Quote Originally Posted by Asari5 View Post
20 jobs in this game... 20!!....

imagine having jobs for different kinds of people.

if you like a difficult job but arent that great with it... combine it with easy content.
if you wanna do difficult content but arent that great... combine it with an easy job.

mindblowing
It might be counterintuitive, but the vast array of classes is in fact why they all have to be ultimately work quite similar.

Because it means difficulty cannot viably be established through class interaction. It's just not realistic. For any given PvE encounter, any balance the devs achieve would either:

* Exclude a vast portion of classes entirely, if balance is aimed at the few classes performing best in this encounter. You are simply expected to, say, bring Pictomancers for FRU. That's what FRU is balanced for, and intentionally no other DPS can produce the DPS needed for this encounter.
* Or, alternatively, you balance for the average or even minimum performance, in which case every group can trivially beat fights by just bringing whoever "overperforms" here.
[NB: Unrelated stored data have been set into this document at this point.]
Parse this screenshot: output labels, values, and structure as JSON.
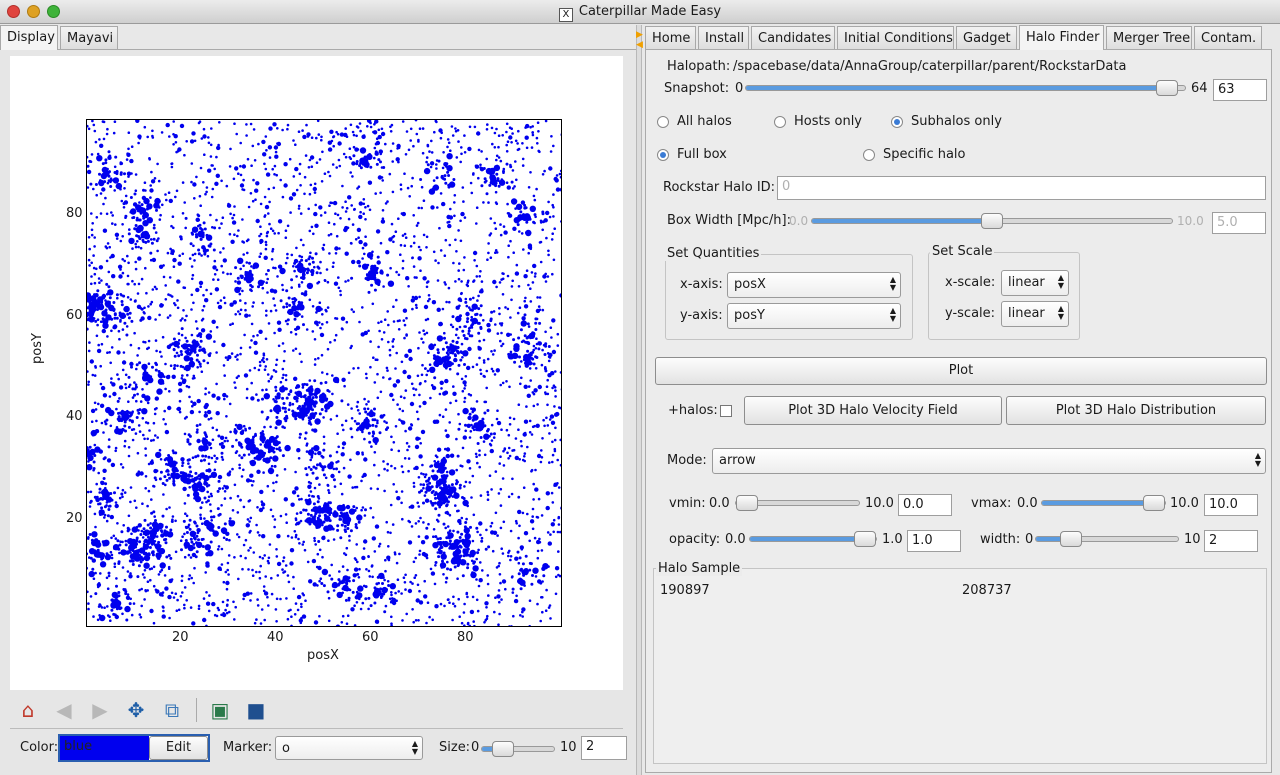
{
  "window": {
    "title": "Caterpillar Made Easy",
    "x_icon": "X"
  },
  "left_tabs": [
    "Display",
    "Mayavi"
  ],
  "right_tabs": [
    "Home",
    "Install",
    "Candidates",
    "Initial Conditions",
    "Gadget",
    "Halo Finder",
    "Merger Tree",
    "Contam."
  ],
  "active_right_tab": "Halo Finder",
  "plot": {
    "xlabel": "posX",
    "ylabel": "posY",
    "xticks": [
      "20",
      "40",
      "60",
      "80"
    ],
    "yticks": [
      "80",
      "60",
      "40",
      "20"
    ],
    "marker_color": "#0000ee"
  },
  "bottom": {
    "color_label": "Color:",
    "color_value": "blue",
    "edit_label": "Edit",
    "marker_label": "Marker:",
    "marker_value": "o",
    "size_label": "Size:",
    "size_min": "0",
    "size_max": "10",
    "size_value": "2",
    "size_level": 0.2
  },
  "halo": {
    "halopath_label": "Halopath:",
    "halopath_value": "/spacebase/data/AnnaGroup/caterpillar/parent/RockstarData",
    "snapshot_label": "Snapshot:",
    "snapshot_min": "0",
    "snapshot_max": "64",
    "snapshot_value": "63",
    "snapshot_level": 0.984,
    "radio_all": "All halos",
    "radio_hosts": "Hosts only",
    "radio_subhalos": "Subhalos only",
    "radio_fullbox": "Full box",
    "radio_specific": "Specific halo",
    "rockstar_label": "Rockstar Halo ID:",
    "rockstar_placeholder": "0",
    "boxwidth_label": "Box Width [Mpc/h]:",
    "boxwidth_min": "0.0",
    "boxwidth_max": "10.0",
    "boxwidth_value": "5.0",
    "boxwidth_level": 0.5
  },
  "quantities": {
    "title": "Set Quantities",
    "xaxis_label": "x-axis:",
    "xaxis_value": "posX",
    "yaxis_label": "y-axis:",
    "yaxis_value": "posY"
  },
  "scale": {
    "title": "Set Scale",
    "xscale_label": "x-scale:",
    "xscale_value": "linear",
    "yscale_label": "y-scale:",
    "yscale_value": "linear"
  },
  "actions": {
    "plot_label": "Plot",
    "halos_label": "+halos:",
    "velocity_label": "Plot 3D Halo Velocity Field",
    "distribution_label": "Plot 3D Halo Distribution"
  },
  "mayavi": {
    "mode_label": "Mode:",
    "mode_value": "arrow",
    "vmin_label": "vmin:",
    "vmin_min": "0.0",
    "vmin_max": "10.0",
    "vmin_value": "0.0",
    "vmin_level": 0.0,
    "vmax_label": "vmax:",
    "vmax_min": "0.0",
    "vmax_max": "10.0",
    "vmax_value": "10.0",
    "vmax_level": 1.0,
    "opacity_label": "opacity:",
    "opacity_min": "0.0",
    "opacity_max": "1.0",
    "opacity_value": "1.0",
    "opacity_level": 1.0,
    "width_label": "width:",
    "width_min": "0",
    "width_max": "10",
    "width_value": "2",
    "width_level": 0.2
  },
  "sample": {
    "title": "Halo Sample",
    "ids": [
      "190897",
      "208737"
    ]
  }
}
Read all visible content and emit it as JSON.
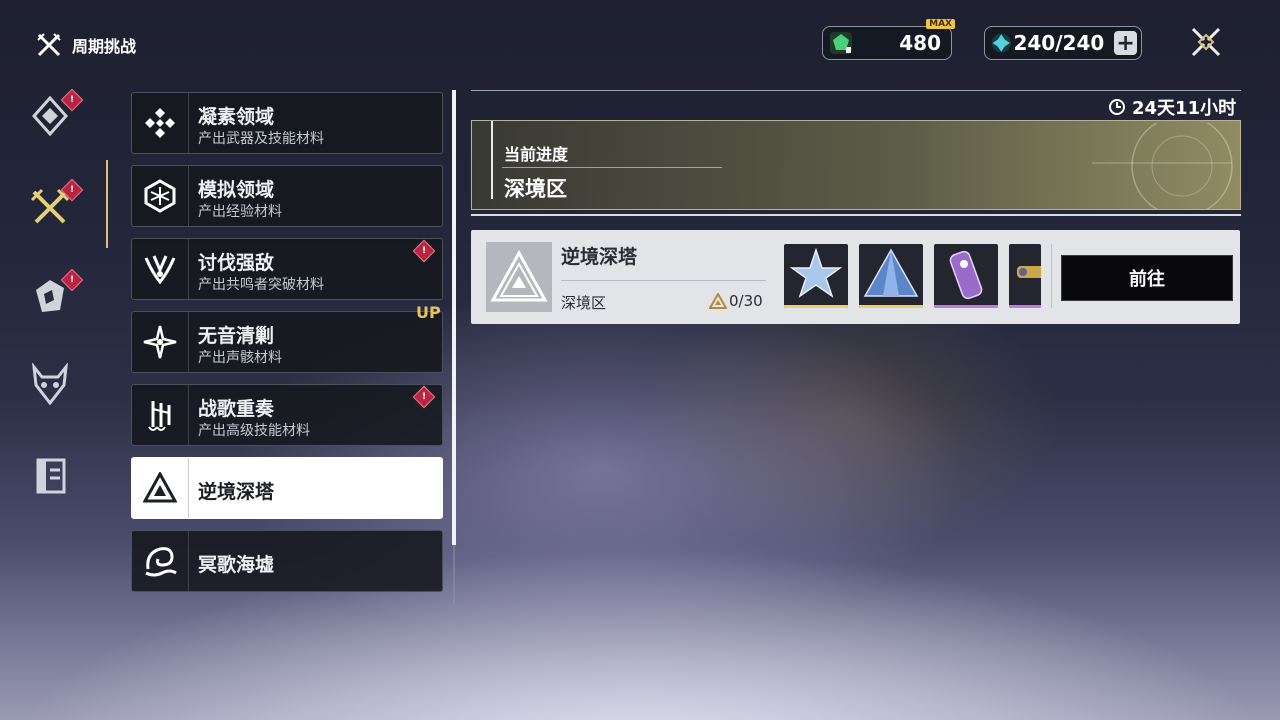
{
  "header": {
    "title": "周期挑战",
    "close_icon": "close-icon"
  },
  "resources": [
    {
      "icon": "green-crystal-icon",
      "value": "480",
      "badge": "MAX"
    },
    {
      "icon": "teal-crystal-icon",
      "value": "240/240",
      "add_icon": "plus-icon"
    }
  ],
  "left_rail": [
    {
      "icon": "diamond-emblem-icon",
      "alert": "!"
    },
    {
      "icon": "crossed-swords-icon",
      "alert": "!",
      "selected": true
    },
    {
      "icon": "shield-emblem-icon",
      "alert": "!"
    },
    {
      "icon": "demon-mask-icon"
    },
    {
      "icon": "book-emblem-icon"
    }
  ],
  "challenges": [
    {
      "title": "凝素领域",
      "subtitle": "产出武器及技能材料",
      "icon": "diamond-cluster-icon",
      "alert": false
    },
    {
      "title": "模拟领域",
      "subtitle": "产出经验材料",
      "icon": "sim-cube-icon",
      "alert": false
    },
    {
      "title": "讨伐强敌",
      "subtitle": "产出共鸣者突破材料",
      "icon": "claw-emblem-icon",
      "alert": true
    },
    {
      "title": "无音清剿",
      "subtitle": "产出声骸材料",
      "icon": "star-burst-icon",
      "alert": false
    },
    {
      "title": "战歌重奏",
      "subtitle": "产出高级技能材料",
      "icon": "music-rune-icon",
      "alert": true
    },
    {
      "title": "逆境深塔",
      "subtitle": "",
      "icon": "triangle-tower-icon",
      "selected": true
    },
    {
      "title": "冥歌海墟",
      "subtitle": "",
      "icon": "sea-beast-icon"
    }
  ],
  "up_label": "UP",
  "alert_glyph": "!",
  "timer": {
    "icon": "clock-icon",
    "text": "24天11小时"
  },
  "progress": {
    "label": "当前进度",
    "area": "深境区"
  },
  "tower": {
    "title": "逆境深塔",
    "area": "深境区",
    "count": "0/30",
    "count_icon": "triangle-stat-icon",
    "rewards": [
      {
        "icon": "star-crystal-icon",
        "rarity_color": "#e6d36a"
      },
      {
        "icon": "blue-pyramid-icon",
        "rarity_color": "#e6d36a"
      },
      {
        "icon": "purple-vial-icon",
        "rarity_color": "#c07be6"
      },
      {
        "icon": "gold-rod-icon",
        "rarity_color": "#c07be6"
      }
    ],
    "go_label": "前往"
  }
}
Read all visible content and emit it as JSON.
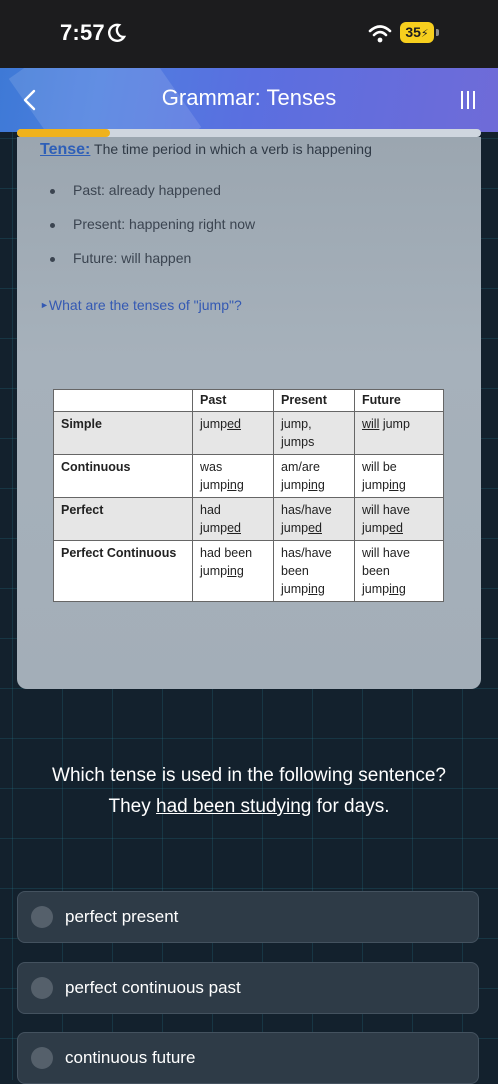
{
  "status_bar": {
    "time": "7:57",
    "battery": "35"
  },
  "header": {
    "title": "Grammar: Tenses"
  },
  "progress": {
    "fraction": 0.2
  },
  "lesson": {
    "term": "Tense:",
    "definition": "The time period in which a verb is happening",
    "bullets": [
      "Past: already happened",
      "Present: happening right now",
      "Future: will happen"
    ],
    "details_label": "What are the tenses of \"jump\"?",
    "table": {
      "headers": [
        "",
        "Past",
        "Present",
        "Future"
      ],
      "rows": [
        {
          "label": "Simple",
          "past": [
            "jump",
            "ed"
          ],
          "present": [
            "jump,",
            "jumps"
          ],
          "future": [
            "will",
            " jump"
          ]
        },
        {
          "label": "Continuous",
          "past": [
            "was",
            "jump",
            "ing"
          ],
          "present": [
            "am/are",
            "jump",
            "ing"
          ],
          "future": [
            "will be",
            "jump",
            "ing"
          ]
        },
        {
          "label": "Perfect",
          "past": [
            "had",
            "jump",
            "ed"
          ],
          "present": [
            "has/have",
            "jump",
            "ed"
          ],
          "future": [
            "will have",
            "jump",
            "ed"
          ]
        },
        {
          "label": "Perfect Continuous",
          "past": [
            "had been",
            "jump",
            "ing"
          ],
          "present": [
            "has/have",
            "been",
            "jump",
            "ing"
          ],
          "future": [
            "will have",
            "been",
            "jump",
            "ing"
          ]
        }
      ]
    }
  },
  "question": {
    "prompt": "Which tense is used in the following sentence?",
    "sentence_before": "They ",
    "sentence_underlined": "had been studying",
    "sentence_after": " for days."
  },
  "options": [
    {
      "label": "perfect present"
    },
    {
      "label": "perfect continuous past"
    },
    {
      "label": "continuous future"
    }
  ],
  "colors": {
    "accent": "#4d7fe0",
    "progress": "#f0b21c",
    "battery": "#f7cf1e"
  }
}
And this is an effect we already see, despite 5%-6% outliers in both directions. Imagine if it were 20%-50% outliers due to mechanical design differences!

This issue, coupled with the frankly inane need (and community desire) for more and more classes, means difficulty has to lie entirely in the encounter. It's the only way to centrally control the difficulty. But to establish this, all jobs of a specific role need to be "flattened", to ensure their perform about equal independent of the context. Look at what a huge problem Picto not fitting that mold was and still is, or how Vipers with their weird faceroll-lulz burst overperform in M6S. These things have to all be taken out. So naturally a job not fitting on the other end - too immobile - also has to be changed. All difficulty must come from the PvE encounters if your game has too many classes unless your community embraces and enjoys intentional irrelevance of some jobs in some contents (EQ1 and DAoC are good examples of this design paradigm).